Dazu noch die Flüchtlingswelle, die weitere Ängste auslöst, dieses Mal sehr konkrete, zumal diese von den Rechtspopulisten noch massiv geschürt werden. Daraus folgte, dass Politik und Presse, aber auch die Volksvertreter insgesamt grundsätzlich als Feinde und Verräter angeprangert werden. Was sich dadurch entwickeln kann, war in Dresden bei den Einheitsfeierlichkeiten zu erleben. Eine solche Konfrontation ist ja nicht neu, Angela Merkel bekam es ja hautnah in Heidenau beim Besuch der angezündeten Flüchtlingsunterkunft zu spüren. Daraus hätte man lernen müssen, als in der Frauenkirche und in der Semperoper die Vereinigungsfeier geplant wurde. 

Es hätte unsere Demokratie bestimmt nicht in ihren Grundfesten erschüttert, wenn man ein Demonstrationsverbot in unmittelbarer Nähe der beiden Dresdener Versammlungsorte ausgesprochen hätte, zumal nicht sicher sein konnte zu welchen gewaltsamen Ausschreitungen es möglicherweise gekommen wäre. 

Und welcher Eindruck muss eigentlich entstehen wenn man sieht, wie unmittelbar konfrontiert die Festgäste auf dem Weg zur Semperoper mit den widerlichen Beleidigungen und Verunglimpfungen der pöbelnden Demonstranten von Pegida und AfD waren?

Gäste aus aller Welt, die zur Einheitsfeier geladen waren, sahen sich gezwungen dieses abscheuliche Schauspiel über sich ergehen zu lassen.
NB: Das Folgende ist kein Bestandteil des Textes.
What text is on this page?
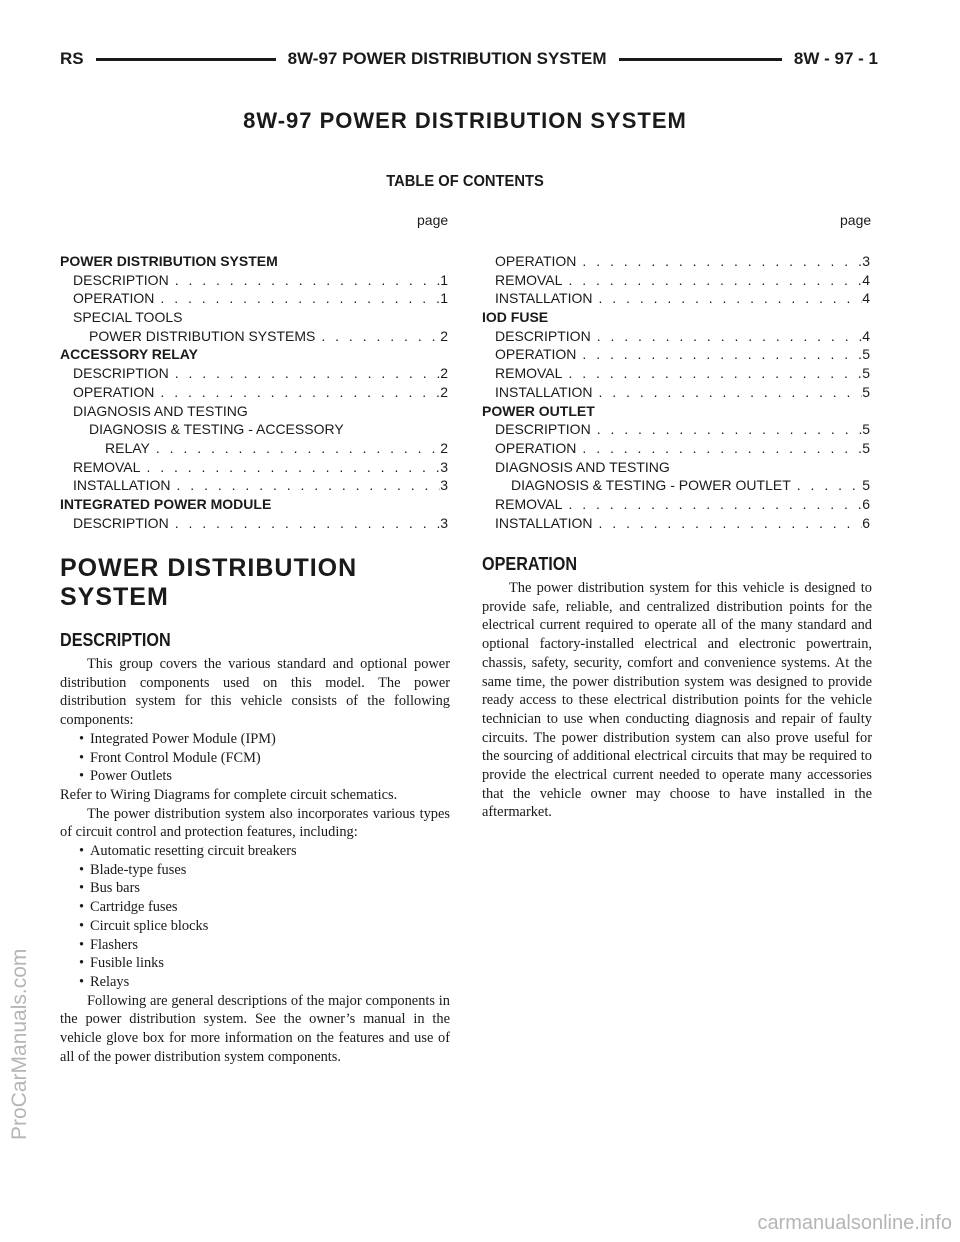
RS	8W-97 POWER DISTRIBUTION SYSTEM	8W - 97 - 1
8W-97 POWER DISTRIBUTION SYSTEM
TABLE OF CONTENTS
page	page
POWER DISTRIBUTION SYSTEM
DESCRIPTION . . .	1
OPERATION . . .	1
SPECIAL TOOLS
POWER DISTRIBUTION SYSTEMS . . .	2
ACCESSORY RELAY
DESCRIPTION . . .	2
OPERATION . . .	2
DIAGNOSIS AND TESTING
DIAGNOSIS & TESTING - ACCESSORY
RELAY . . .	2
REMOVAL . . .	3
INSTALLATION . . .	3
INTEGRATED POWER MODULE
DESCRIPTION . . .	3
OPERATION . . .	3
REMOVAL . . .	4
INSTALLATION . . .	4
IOD FUSE
DESCRIPTION . . .	4
OPERATION . . .	5
REMOVAL . . .	5
INSTALLATION . . .	5
POWER OUTLET
DESCRIPTION . . .	5
OPERATION . . .	5
DIAGNOSIS AND TESTING
DIAGNOSIS & TESTING - POWER OUTLET . . .	5
REMOVAL . . .	6
INSTALLATION . . .	6
POWER DISTRIBUTION
SYSTEM
DESCRIPTION

This group covers the various standard and optional power distribution components used on this model. The power distribution system for this vehicle consists of the following components:

• Integrated Power Module (IPM)
• Front Control Module (FCM)
• Power Outlets

Refer to Wiring Diagrams for complete circuit schematics.

The power distribution system also incorporates various types of circuit control and protection features, including:

• Automatic resetting circuit breakers
• Blade-type fuses
• Bus bars
• Cartridge fuses
• Circuit splice blocks
• Flashers
• Fusible links
• Relays

Following are general descriptions of the major components in the power distribution system. See the owner’s manual in the vehicle glove box for more information on the features and use of all of the power distribution system components.

OPERATION

The power distribution system for this vehicle is designed to provide safe, reliable, and centralized distribution points for the electrical current required to operate all of the many standard and optional factory-installed electrical and electronic powertrain, chassis, safety, security, comfort and convenience systems. At the same time, the power distribution system was designed to provide ready access to these electrical distribution points for the vehicle technician to use when conducting diagnosis and repair of faulty circuits. The power distribution system can also prove useful for the sourcing of additional electrical circuits that may be required to provide the electrical current needed to operate many accessories that the vehicle owner may choose to have installed in the aftermarket.

ProCarManuals.com
carmanualsonline.info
Dies war bestimmt kein Ruhmesblatt, weder von den Veranstaltern, noch von den Mitläufern des rechtsradikalen Mobs. Da stehen uns noch große Schwierigkeiten ins Haus, wenn wir weiterhin der radikalen rechten Szene eine solche Plattform zur Verfügung stellen, ohne in großer Zahl dagegen aufzustehen. 

Wie Norbert Lammert, der Bundestagpräsident, nebenbei gesagt ein hervorragender Kandidat als zukünftiger Bundespräsident, Norbert Lammert hat nach seiner beachtenswerten Festrede in der Semper Oper nachträglich in einem Interview darauf hingewiesen, dass 450.000 friedliche Besucher in Dresden nicht annähernd die politische Wirkung erzielt haben, wie die etwa 4000 grölenden Störer, die nichts anderes im Sinn hatten als herumzupöbeln, in der Gewissheit eine möglichst große Wirkung auf die Festgäste auszuüben und in den Medien präsent zu sein. 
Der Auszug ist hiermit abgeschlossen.